Answer (C): Let $O$ be the center of the regular hexagon. Points $B, O, E$ are collinear and $BE=BO+OE=2$. Trapezoid $FABE$ is isosceles, and $XZ$ is its midline. Hence $XZ=\frac{3}{2}$ and analogously $XY=ZY=\frac{3}{2}$. Denote by $U_1$ the intersection of $\overline{AC}$ and $XZ$ and by $U_2$ the intersection of $\overline{AC}$ and $XY$. It is easy to see that $\triangle AXU_1$ and $\triangle U_2XU_1$ are congruent $30-60-90$ right triangles.
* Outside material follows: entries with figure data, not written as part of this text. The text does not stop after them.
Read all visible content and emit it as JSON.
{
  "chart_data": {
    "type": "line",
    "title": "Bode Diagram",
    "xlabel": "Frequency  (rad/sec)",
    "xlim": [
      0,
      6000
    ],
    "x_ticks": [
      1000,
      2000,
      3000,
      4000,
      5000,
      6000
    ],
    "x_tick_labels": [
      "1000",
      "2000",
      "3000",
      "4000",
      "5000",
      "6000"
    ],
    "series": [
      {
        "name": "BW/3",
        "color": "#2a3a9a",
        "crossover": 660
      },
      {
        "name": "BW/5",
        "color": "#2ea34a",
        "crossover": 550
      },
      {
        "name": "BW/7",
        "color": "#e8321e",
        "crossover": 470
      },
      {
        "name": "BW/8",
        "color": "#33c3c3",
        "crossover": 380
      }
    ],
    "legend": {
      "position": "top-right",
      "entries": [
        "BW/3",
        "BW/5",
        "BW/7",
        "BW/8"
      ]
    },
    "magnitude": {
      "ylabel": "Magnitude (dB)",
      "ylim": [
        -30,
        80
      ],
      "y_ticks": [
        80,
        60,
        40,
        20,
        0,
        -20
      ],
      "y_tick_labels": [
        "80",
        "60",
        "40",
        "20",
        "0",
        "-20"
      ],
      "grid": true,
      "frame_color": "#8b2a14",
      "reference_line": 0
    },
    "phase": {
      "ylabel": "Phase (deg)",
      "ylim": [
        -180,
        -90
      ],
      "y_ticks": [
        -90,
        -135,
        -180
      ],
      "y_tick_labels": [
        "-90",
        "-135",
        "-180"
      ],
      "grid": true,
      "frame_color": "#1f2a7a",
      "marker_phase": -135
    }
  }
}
By symmetry the area of the convex hexagon enclosed by the intersection of $\triangle ACE$ and $\triangle XYZ$, shaded in the figure, is equal to the area of $\triangle XYZ$ minus $3$ times the area of $\triangle U_2XU_1$. The hypotenuse of $\triangle U_2XU_1$ is $XU_2=AX=\frac{1}{2}$, so the area of $\triangle U_2XU_1$ is $$ \frac{1}{2}\cdot\frac{\sqrt{3}}{4}\cdot\left(\frac{1}{2}\right)^2=\frac{1}{32}\sqrt{3}. $$ The area of the equilateral triangle $XYZ$ with side length $\frac{3}{2}$ is equal to $\frac{1}{4}\sqrt{3}\cdot\left(\frac{3}{2}\right)^2=\frac{9}{16}\sqrt{3}$. Hence the area of the shaded hexagon is $$ \frac{9}{16}\sqrt{3}-3\cdot\frac{1}{32}\sqrt{3} =3\sqrt{3}\left(\frac{3}{16}-\frac{1}{32}\right) =\frac{15}{32}\sqrt{3}. $$